Françoise Benoit-Fresco :
J’y suis entré quand, pour rester sur Paris, j’ai fait du
stylisme dans la pub. Je m’occupais aussi des costumes, ça
marchait très bien et c’était fait pour moi, jusqu’à ce qu’au
bout d’une dizaine d’années, j’en ai eu assez de choisir des
tasses à café. Mais je me considérais toujours comme simple
styliste et pas du tout ensemblière de cinéma. Un assistant
réalisateur a parlé de moi à François de Lamothe - un des
grands chefs décorateurs de l’époque - dont l’ensemblier,
Robert Christidès, venait d’arrêter. C’était vers 1983, pour
Le bon plaisir de Francis Girod, et l’on a enchaîné
plusieurs films ensemble.
Il faut dire qu’à cette époque, dans le cinéma, il n’y avait
que des hommes ensembliers. Christidès, comme certains autres,
possédait une très grande culture artistique. Il avait fait
beaucoup de grands films d’époque, jouissait d’un certain
prestige et j’en ai profité.
J’étais donc la première fille ensemblier, et en plus, je
venais de la pub qui était haïe par le long-métrage. Je n’ai
pas commencé comme stagiaire ou assistante, on ne m’a jamais
envoyée chez les loueurs, j’ai appris toute seule en chinant,
en fouillant.
Objectif Cinéma :
Comment s’est fait la rencontre
avec Claude Chabrol ?
Françoise Benoit-Fresco :
Le bon plaisir était produit par Marin Karmitz, qui
m’avait soutenue sur ce film ou je débutais. Plus tard, il
m’a proposé le décor de Poulet au vinaigre, en me disant
pour me convaincre que c’était un film d’ensemblier. A partir
de là, je suis devenu la déco de Chabrol et l’on a fait 8
films ensemble.
C’est un plaisir de travailler avec Chabrol, et ces films
me conviennent parfaitement, j’aime beaucoup rentrer dans
le détail. Ce n’est jamais en studio - bien qu’il en ait fait
il y a longtemps - ce qui n’empêche de faire de la construction,
de repeindre ou d’habiller les murs. Et l’on est en province,
ce qui est toujours agréable.
Objectif Cinéma :
Pouvez-vous nous parler de
la maison de famille dans La fleur du mal ? Françoise Benoit-Fresco :
Comme d’habitude, c’est une histoire de notables, cette fois
du Bordelais. Et là, mon travail consiste à bien savoir ce
que représente historiquement un meuble ou un objet pour un
grand bourgeois de cette région. Il possède tel type de mobilier,
telle faïence, comme par exemple du « retour des Indes »,
car Bordeaux a longtemps été un port où l’on ramenait les
marchandises des colonies.
Nous sommes en décors naturels, et pour l’intérieur de cette
maison bourgeoise, il ne fallait pas cibler un goût très juste.

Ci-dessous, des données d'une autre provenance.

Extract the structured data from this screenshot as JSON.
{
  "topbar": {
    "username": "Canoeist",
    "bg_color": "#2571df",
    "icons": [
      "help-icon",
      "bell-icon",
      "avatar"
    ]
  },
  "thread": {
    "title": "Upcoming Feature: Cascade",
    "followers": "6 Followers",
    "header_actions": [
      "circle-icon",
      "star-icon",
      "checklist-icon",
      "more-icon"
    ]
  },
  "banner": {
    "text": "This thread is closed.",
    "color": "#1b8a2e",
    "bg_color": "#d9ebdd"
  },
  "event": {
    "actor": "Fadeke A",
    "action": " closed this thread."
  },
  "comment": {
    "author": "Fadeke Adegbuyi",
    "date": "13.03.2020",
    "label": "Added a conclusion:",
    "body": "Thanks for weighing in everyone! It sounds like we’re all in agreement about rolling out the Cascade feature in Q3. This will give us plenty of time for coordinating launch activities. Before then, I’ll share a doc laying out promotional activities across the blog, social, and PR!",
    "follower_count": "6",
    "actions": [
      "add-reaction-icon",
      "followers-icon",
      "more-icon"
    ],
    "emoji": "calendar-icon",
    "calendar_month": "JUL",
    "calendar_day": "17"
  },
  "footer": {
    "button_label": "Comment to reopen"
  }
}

Dans le salon qui est la pièce du personnage de Nathalie Baye,
elle a conservé les meubles de style - ça ne se jette surtout
pas ! - mais a bien veillé à « rajeunir » les
canapés.
Quant au jardin d’hiver, nous devions utiliser une pièce qui
est en réalité un second salon. Il fallait trouver une idée
économique sans toucher aux murs, et l’on a rajouté du treillage
sur les murs existants. Cela montre aussi que ces gens tiennent
absolument à avoir un jardin d’hiver chez eux, même si c’est
dans une pièce avec cheminée !
Dans La fleur du mal, mon décor préféré est celui du
bureau, entièrement construit sur place, à l’intérieur de
la maison. Là, je n’avais aucune contrainte pour le traitement
des murs ou le choix des objets.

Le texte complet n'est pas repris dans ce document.